At this time we have 200 plus MSWord files in the library.  The nice thing, most everyone involved knows how to use work, and with a little training they can learn the proper way to add the information to a template and not create a page like it was created on a manual or electric typewriter.  Much eaiser than working with Wiki pages.  

This is an excellent post, thank you!! What is ARINC -- is that the airline industry?

Can you explain a bit more on "presenting MSWord documents in page view"?

Thanks,
Rob.

ARINC is an organization started by the Airlines in 1929 and was owned by the airline until a few years ago.  The ARINC (Aeronautical Radio, Incorporate) organization was developed to create standards for line replaceable aircraft electronics which would allow them to use the same equipment between aircraft type and customers.  ARINC is now a part of SAE ITC.  
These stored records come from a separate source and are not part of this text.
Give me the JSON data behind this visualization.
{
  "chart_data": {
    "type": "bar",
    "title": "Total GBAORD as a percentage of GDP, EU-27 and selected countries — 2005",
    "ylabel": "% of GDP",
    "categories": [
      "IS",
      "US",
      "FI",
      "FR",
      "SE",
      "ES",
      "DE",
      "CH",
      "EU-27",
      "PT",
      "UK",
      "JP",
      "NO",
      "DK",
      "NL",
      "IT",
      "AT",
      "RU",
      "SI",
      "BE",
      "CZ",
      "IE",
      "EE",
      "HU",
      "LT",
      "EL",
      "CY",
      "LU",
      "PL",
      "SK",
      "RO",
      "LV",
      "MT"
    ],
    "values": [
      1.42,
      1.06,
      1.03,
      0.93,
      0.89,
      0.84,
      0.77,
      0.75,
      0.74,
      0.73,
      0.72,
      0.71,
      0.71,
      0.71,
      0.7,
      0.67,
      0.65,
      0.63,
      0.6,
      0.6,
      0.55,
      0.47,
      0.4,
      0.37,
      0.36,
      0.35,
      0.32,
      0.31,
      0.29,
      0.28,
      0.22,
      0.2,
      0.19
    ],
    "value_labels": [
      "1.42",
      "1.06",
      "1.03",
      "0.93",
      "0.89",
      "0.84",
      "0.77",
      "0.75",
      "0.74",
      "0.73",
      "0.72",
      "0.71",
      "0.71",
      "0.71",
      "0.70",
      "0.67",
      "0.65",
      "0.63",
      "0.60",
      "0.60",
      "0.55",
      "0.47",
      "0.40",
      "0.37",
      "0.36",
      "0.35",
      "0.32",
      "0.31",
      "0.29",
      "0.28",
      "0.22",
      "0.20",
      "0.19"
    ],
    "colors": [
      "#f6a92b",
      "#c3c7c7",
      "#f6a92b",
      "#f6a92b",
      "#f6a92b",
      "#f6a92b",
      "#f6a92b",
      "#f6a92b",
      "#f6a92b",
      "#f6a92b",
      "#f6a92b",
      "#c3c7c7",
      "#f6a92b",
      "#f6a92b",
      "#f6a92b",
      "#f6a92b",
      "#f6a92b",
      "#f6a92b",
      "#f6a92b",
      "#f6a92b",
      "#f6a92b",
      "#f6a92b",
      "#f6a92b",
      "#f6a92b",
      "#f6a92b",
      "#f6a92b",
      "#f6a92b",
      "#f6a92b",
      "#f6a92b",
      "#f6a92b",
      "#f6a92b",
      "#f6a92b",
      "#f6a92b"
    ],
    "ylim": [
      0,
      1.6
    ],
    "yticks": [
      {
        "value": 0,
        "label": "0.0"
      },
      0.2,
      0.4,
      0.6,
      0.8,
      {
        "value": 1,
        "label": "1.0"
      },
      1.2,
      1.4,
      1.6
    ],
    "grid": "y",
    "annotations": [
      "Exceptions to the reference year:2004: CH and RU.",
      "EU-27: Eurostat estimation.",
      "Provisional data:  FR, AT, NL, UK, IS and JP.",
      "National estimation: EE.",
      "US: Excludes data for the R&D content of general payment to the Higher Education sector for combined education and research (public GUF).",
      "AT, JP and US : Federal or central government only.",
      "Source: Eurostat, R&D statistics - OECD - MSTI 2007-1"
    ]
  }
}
One early on ARINC activity was to develop standards for creating manuals, documents, and specifications.  

To open a MSWord document from within a library in Page view set the library to  Advance setting for "Opening Document in the Brower" as "Use the server default (Open in browser)."  This opens the MSWord document in a full page view, including header and footer.  You can then scroll through page after page.  

I should note, that MS continues to change the way these library views work.  At one time we had the ability to jump to the next or previous document, which was nice and handy.  We now have to close the existing file and open the next file from the library list.  This is where the use of filtering based upon the titles and metadata comes in handing allowing us to pull similar topic/subject files into the library view.  

Hope this helps.  Try it out on a small test project before jumping in too deep.

Thanks Merritte for the detailed response. Very interesting way of attacking the problem. Looks like you have a great solution for your team. I really like the idea of MSWord pages in page view as they can deliver much richer content as you state. I'll look into it, thanks again.

 

Cheers, Mark

Great solution! Also i would like to see if Microsoft can make this Techcommunity as a Site template in SharePoint. This would be very helpful in creating a knowledge community, organize information and for user engagement.

I like your idea bout making this a SP Site template. I know we would use it.

Taken right from SharePoint Maven

@Julie Sanders  - The problem with what you proposed is the amount of admin overhead that take to keep that current or to ensure ppl have the correct permission set.

I dislike post-necro, but we followed a similar footprint as the one mentioned here, but had to get away from managed metadata as a sorting mechanism.  The simple truth and reasoning behind it is our need for old school workflows that modify the title and tagging after the document is submitted.  Yes we could incorporate the new "Flows" integration, but much of our SharePoint site was brought over from a legacy on-prem deployment that now has to coincide with what apps and controls MS allows us to have.

Instead of using MM, we use separate lists with choices, which allows us to customize the views using grouping and sorting. 

The final product is a living document repository with a dynamic master document control list (instead of having to use a static excel spreadsheet).  We have undergone a few ITIL audits where this type of file management has prevented several non-conformities, where human error and oversight would have occurred without the dynamic structure.

 

(Plus the best part is, with the dynamic headers on all documents pulling from the SharePoint document properties, they will always be printed (if necessary) with the accurate information.)  There was heavy setup time on my part (about 70+ hours) but a similar solution through Bamboo will net you around 500$US residual.

I used this article for creating a KB on SharePoint: https://sharepointstuff.com/2021/05/12/how-to-build-a-knowledge-base-in-sharepoint/
It's pretty effective, but I find the PnP search add in pretty fiddly. Anyone out there who can help?

Also, wouldn't it be GREAT if Microsoft could supply a Knowledge Base Template as part of their default collection? After all, this is a very popular feature.